By Meg Vaillancourt, Globe Staff, 6/26/2001

Seeking to persuade Red Sox chief John Harrington to support a new waterfront ballpark before selling the team, Boston City Councilor Michael Flaherty yesterday formally asked Harrington for a meeting to discuss the idea.

Flaherty's push comes amid growing support among South Boston political leaders for a plan to build a ballpark on 25 acres developer Frank McCourt owns in the South Boston Seaport area.

''It is my belief that ... a new home for the Red Sox in South Boston is a distinct possibility,'' Flaherty, a councilor at large and a South Boston native, wrote to Harrington.

Racing to seal a deal with McCourt before Harrington sells the team to the highest bidder this fall, Flaherty stressed that the team's proposal for a new $665 million ballpark adjacent to Fenway Park faces strong opposition in the City Council.

''Since I believe the [team's] plan has little chance of securing the necessary public approvals, I think it would well serve the Red Sox to reconsider a waterfront ballpark,'' Flaherty said.

Although the Red Sox did not publicly embrace the idea yesterday, the response from team officials did not rule out a site change. ''As we have previously stated, the Red Sox remain committed to anchoring the team in Boston before the sale is complete,'' said Red Sox spokeswoman Jody Matthews. ''And we will follow the mayor's lead as to how to best accomplish that.''

Menino appears loath to reverse himself after encouraging the team to stay in the Fenway. ''The mayor remains committed to the new Fenway ballpark plan that was adopted by state legislators last year,'' said mayoral spokeswoman Carol Brennan.

Several South Boston politicians have signaled their willingness to reconsider a waterfront ballpark, including City Councilor James M. Kelly and state Representative John A. Hart Jr.

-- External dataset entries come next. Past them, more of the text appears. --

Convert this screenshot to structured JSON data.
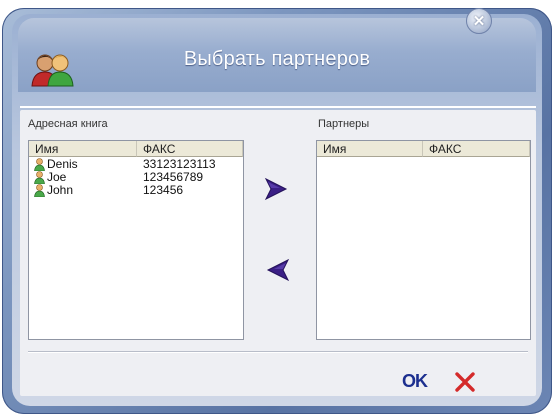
{
  "dialog": {
    "title": "Выбрать партнеров"
  },
  "address_book": {
    "label": "Адресная книга",
    "columns": [
      "Имя",
      "ФАКС"
    ],
    "rows": [
      {
        "name": "Denis",
        "fax": "33123123113"
      },
      {
        "name": "Joe",
        "fax": "123456789"
      },
      {
        "name": "John",
        "fax": "123456"
      }
    ]
  },
  "partners": {
    "label": "Партнеры",
    "columns": [
      "Имя",
      "ФАКС"
    ],
    "rows": []
  },
  "buttons": {
    "ok": "OK"
  },
  "icons": {
    "close": "close-icon",
    "avatar": "users-icon",
    "contact": "contact-icon",
    "add": "arrow-right-icon",
    "remove": "arrow-left-icon",
    "cancel": "cancel-x-icon"
  },
  "colors": {
    "arrow": "#3a1f85",
    "cancel": "#d42a2a",
    "ok": "#1c2f8f"
  }
}
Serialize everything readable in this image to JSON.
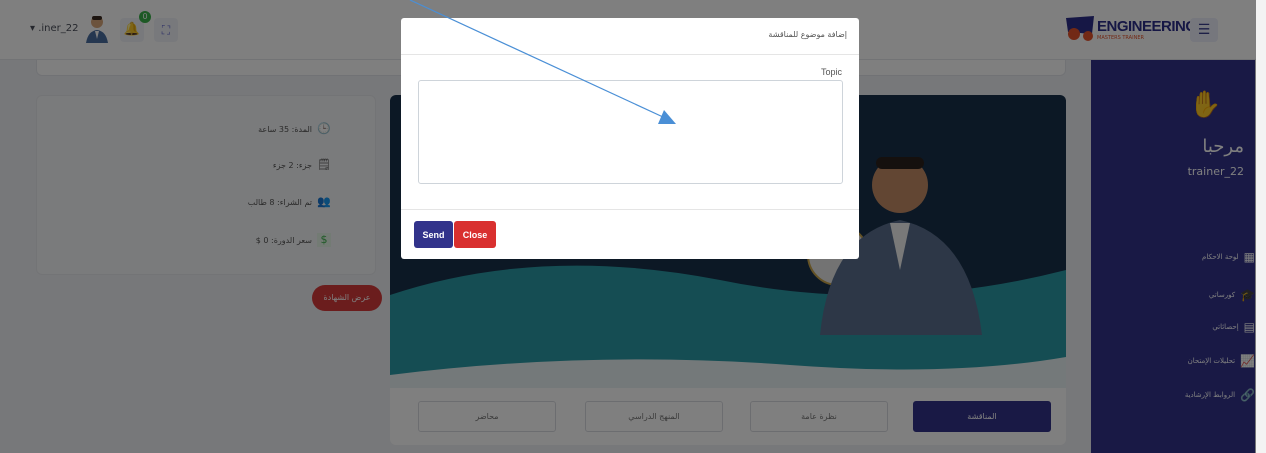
{
  "header": {
    "user_label": "▾ .iner_22",
    "notification_count": "0",
    "logo_text": "ENGINEERING",
    "logo_sub": "MASTERS TRAINER"
  },
  "sidebar": {
    "welcome": "مرحبا",
    "username": "trainer_22",
    "items": [
      {
        "label": "لوحة الاحكام",
        "icon": "dashboard-icon"
      },
      {
        "label": "كورساتي",
        "icon": "courses-icon"
      },
      {
        "label": "إحصائاتي",
        "icon": "stats-icon"
      },
      {
        "label": "تحليلات الإمتحان",
        "icon": "chart-icon"
      },
      {
        "label": "الروابط الإرشادية",
        "icon": "links-icon"
      }
    ]
  },
  "course_info": {
    "duration": "المدة: 35 ساعة",
    "parts": "جزء: 2 جزء",
    "students": "تم الشراء: 8 طالب",
    "price": "سعر الدورة: 0 $"
  },
  "certificate_button": "عرض الشهادة",
  "tabs": [
    {
      "label": "المناقشة",
      "active": true
    },
    {
      "label": "نظرة عامة",
      "active": false
    },
    {
      "label": "المنهج الدراسي",
      "active": false
    },
    {
      "label": "محاضر",
      "active": false
    }
  ],
  "modal": {
    "title": "إضافة موضوع للمناقشة",
    "topic_label": "Topic",
    "topic_value": "",
    "send_label": "Send",
    "close_label": "Close"
  },
  "colors": {
    "primary": "#32338b",
    "danger": "#d9302f",
    "teal": "#2a9ba6",
    "navy_banner": "#18304a"
  }
}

State Senator Stephen F. Lynch, running for the late J. Joseph Moakley's congressional seat, was less enthusiastic. ''It seems backward to me,'' he said. ''Since the team is going to be sold in a few months, I'd think everyone would be best served if we first found out who the new owner is and talk with them about their plans before we jump into anything.''

Although state lawmakers approved a bill allocating $100 million in infrastructure aid for the Fenway project, the team has been unable to complete negotiations with the city or secure the private financing needed to build it.

Harrington's decision to sell the team after this season is over has prompted prospective Red Sox owners to consider a number of alternatives, including a plan by one group of bidders to build a new stadium on the current site.

Sports analysts argue that it's in the team's interest to encourage a number of sites, since the more options bidders believe are available, the higher they may be willing to bid. But state leaders have cautioned that the $100 million in infrastructure aid is not automatically transferable to other sites.

This story ran on page D5 of the Boston Globe on 6/26/2001.